Another unique contribution of this study was the results for MVPA accumulated in bouts of <10 min and ≥10 min. Little is known about whether bout length of MVPA influences its association with renal health,14 which is important given that a short bout of MVPA may be more feasible and acceptable than a bout of ≥10 min for people with diabetes who have low PA levels and spend limited time in MVPA.35 Indeed, we observed that the majority of MVPA occurred in bouts <10 min. Furthermore, MVPA accumulated in bouts of <10 min was at a higher level, with 85.3% of the participants meeting current guideline recommendations, which may partly explain the null association for average time of MVPA accumulated in bouts of <10 min with study outcome, suggesting that further increases in short-bout MVPA may not be sufficient to further improve renal health in people with adequate levels of short bouts of MVPA. However, we did observe that a longitudinal increase in short bouts of MVPA was significantly associated with a reduced risk of progression to CKD, compared with a decrease in short bouts of MVPA, independent of change in long bouts of MVPA, suggesting that maintaining a high level of short bouts of MVPA may also be important for renal health and supporting the recent changes to policy in the USA and WHO guidelines that have removed the suggestion that MVPA should be accumulated in bouts of at least 10 min.12 13 The renal benefit of short bouts of MVPA is biologically plausible given that a single bout of PA can reduce insulin resistance and increase insulin sensitivity by facilitating movement of glucose across the cellular membrane via both insulin dependent and insulin independent glucose transporter type 4 (GLUT-4) transporters.36

Clinical implications

Our study has important public health implications because it suggests that maintaining a high level of MVPA, regardless of length of the bout, may have renal benefit for adults with overweight/obesity and T2D, especially for individuals who are unwilling or unable to engage in PA bouts that are ≥10 min in duration.
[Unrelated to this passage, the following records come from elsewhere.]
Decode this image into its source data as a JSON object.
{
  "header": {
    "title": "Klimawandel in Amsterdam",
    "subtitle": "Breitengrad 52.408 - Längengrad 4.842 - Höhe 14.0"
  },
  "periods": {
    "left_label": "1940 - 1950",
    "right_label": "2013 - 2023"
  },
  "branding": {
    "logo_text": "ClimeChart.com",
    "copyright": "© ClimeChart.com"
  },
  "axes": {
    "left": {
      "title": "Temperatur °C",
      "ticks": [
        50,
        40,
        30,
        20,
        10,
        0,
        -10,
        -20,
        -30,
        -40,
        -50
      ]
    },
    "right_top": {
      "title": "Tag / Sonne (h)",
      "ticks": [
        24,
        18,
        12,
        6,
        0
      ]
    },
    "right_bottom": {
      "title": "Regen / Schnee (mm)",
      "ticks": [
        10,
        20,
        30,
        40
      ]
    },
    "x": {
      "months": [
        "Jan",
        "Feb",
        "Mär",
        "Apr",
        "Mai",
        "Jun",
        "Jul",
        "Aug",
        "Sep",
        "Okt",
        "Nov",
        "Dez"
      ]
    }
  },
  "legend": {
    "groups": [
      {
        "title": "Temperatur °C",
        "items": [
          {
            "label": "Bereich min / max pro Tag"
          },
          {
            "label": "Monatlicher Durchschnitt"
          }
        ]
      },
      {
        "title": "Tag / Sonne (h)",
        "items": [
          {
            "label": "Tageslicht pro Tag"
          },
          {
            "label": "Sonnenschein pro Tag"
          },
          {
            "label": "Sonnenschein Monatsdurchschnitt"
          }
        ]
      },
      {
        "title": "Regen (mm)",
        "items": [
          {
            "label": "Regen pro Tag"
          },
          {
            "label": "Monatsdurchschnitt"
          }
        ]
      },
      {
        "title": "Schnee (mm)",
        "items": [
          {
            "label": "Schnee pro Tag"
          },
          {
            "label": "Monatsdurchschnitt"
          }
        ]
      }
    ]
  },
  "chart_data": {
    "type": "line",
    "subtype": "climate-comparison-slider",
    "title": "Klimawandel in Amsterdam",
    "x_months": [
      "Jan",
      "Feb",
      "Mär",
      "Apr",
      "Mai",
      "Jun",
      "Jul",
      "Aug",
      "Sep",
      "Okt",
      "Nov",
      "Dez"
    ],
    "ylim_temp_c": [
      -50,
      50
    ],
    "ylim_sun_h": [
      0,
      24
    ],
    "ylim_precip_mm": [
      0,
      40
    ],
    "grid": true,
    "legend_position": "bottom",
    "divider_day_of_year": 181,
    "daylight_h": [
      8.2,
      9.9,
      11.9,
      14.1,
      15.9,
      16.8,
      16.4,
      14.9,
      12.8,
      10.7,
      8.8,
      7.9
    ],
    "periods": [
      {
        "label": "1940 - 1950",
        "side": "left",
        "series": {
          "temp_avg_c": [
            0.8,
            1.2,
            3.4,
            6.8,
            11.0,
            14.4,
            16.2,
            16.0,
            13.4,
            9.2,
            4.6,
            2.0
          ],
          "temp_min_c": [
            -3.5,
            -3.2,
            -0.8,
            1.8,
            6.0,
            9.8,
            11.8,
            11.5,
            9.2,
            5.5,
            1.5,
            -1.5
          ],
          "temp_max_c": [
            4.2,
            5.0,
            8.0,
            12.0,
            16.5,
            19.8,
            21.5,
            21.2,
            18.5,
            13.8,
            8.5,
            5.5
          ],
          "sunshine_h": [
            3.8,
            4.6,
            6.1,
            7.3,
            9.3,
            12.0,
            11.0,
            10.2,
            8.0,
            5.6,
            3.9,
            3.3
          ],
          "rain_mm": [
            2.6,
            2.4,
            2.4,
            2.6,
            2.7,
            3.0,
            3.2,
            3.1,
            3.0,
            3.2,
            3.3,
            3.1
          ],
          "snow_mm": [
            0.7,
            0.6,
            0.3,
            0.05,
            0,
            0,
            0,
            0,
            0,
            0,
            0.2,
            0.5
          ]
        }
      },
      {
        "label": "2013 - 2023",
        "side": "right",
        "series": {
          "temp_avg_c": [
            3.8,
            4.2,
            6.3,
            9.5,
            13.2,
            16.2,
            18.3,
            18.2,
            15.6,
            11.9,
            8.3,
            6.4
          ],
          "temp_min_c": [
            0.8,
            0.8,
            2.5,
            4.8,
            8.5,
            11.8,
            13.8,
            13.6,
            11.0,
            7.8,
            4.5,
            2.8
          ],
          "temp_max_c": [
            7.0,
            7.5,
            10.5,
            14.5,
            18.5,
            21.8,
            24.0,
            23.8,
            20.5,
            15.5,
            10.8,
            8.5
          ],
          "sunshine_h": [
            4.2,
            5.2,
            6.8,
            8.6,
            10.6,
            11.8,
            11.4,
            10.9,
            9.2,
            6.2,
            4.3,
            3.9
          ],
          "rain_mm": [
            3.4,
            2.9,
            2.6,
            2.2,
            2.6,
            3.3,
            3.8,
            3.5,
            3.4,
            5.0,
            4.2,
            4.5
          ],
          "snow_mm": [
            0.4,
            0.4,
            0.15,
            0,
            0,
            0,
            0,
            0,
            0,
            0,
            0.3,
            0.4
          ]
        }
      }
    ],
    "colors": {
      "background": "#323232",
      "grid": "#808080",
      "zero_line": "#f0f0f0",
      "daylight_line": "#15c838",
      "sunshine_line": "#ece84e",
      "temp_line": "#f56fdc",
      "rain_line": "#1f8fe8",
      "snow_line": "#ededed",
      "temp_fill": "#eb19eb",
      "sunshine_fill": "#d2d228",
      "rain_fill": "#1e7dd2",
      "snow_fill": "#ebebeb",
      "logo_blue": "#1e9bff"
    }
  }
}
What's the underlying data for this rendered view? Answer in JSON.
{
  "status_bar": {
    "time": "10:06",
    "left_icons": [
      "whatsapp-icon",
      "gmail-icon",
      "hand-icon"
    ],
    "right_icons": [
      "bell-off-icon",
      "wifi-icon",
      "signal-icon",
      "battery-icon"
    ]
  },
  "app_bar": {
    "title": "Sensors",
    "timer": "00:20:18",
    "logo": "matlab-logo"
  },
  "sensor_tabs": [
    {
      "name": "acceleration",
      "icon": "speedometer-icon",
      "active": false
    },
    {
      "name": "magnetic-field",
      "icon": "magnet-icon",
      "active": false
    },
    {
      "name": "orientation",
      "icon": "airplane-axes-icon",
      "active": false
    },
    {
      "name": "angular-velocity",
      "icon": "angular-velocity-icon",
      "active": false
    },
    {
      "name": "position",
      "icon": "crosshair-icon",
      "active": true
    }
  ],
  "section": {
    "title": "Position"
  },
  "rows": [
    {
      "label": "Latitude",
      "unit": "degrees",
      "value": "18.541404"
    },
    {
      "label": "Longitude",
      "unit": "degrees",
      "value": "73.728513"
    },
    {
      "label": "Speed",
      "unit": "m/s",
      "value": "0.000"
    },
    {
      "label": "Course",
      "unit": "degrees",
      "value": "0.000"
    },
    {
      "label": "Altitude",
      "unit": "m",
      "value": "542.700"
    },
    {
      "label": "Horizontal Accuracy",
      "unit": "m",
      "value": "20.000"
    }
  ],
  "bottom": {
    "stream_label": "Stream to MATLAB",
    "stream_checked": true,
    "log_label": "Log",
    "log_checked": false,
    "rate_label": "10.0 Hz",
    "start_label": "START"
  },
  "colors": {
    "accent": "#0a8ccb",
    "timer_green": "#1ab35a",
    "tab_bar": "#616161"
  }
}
To reduce risk of progression to CKD, an adult with overweight/obesity and T2D could take 67 min moderate activity 7 days of the week, such as brisk walk, slow cycling, jogging, slow sweeping, slow swimming and so on, to reach 469 min/week (the 75th percentile) of MVPA.

Limitations

First, the findings are based on secondary data analyses that are not based on the randomised design, which may introduce selection bias and unmeasured confounding. Moreover, reverse causation is possible due to the observational nature of the study, and thus, causality cannot be determined from our findings. Second, this study included a subsample of the full Look AHEAD cohort who participated in the accelerometry substudy and provided sufficient data for analysis. However, there were similar demographic characteristics between participants with valid baseline accelerometry data and the total Look AHEAD study sample except for race ethnicity,19 and stratified analyses showed similar results across race. Moreover, the participants in our study were a very motivated population due to their participation in a trial that had a lifestyle intervention, which may be not representative of most people with diabetes and obesity. Therefore, it is important to validate our findings in other adults with overweight/obesity and T2D. Third, accelerometers that primarily measure locomotor activity may not be sensitive to detecting upper body movement and may not accurately assess activities that require more energy per movement (eg, carrying loads and travelling up an incline), leading to an underestimation of PA. Moreover, PA was assessed over a period of 7 days at each assessment point. However, 7-day monitoring periods have been routinely used because they provide an opportunity to sample PA on both weekdays and weekend days and achieve a greater than 80% intraclass correlations in most populations.37 Fourth, the RT3 accelerometer is not commonly used in PA research and the processing methods of the raw accelerometer data is proprietary, which limits comparability to other studies. Moreover, a 1 min epoch was used due to technical constraints, which limits the interpretation of the results related to the importance of the bout criterion and a shorter epoch length could retain more information.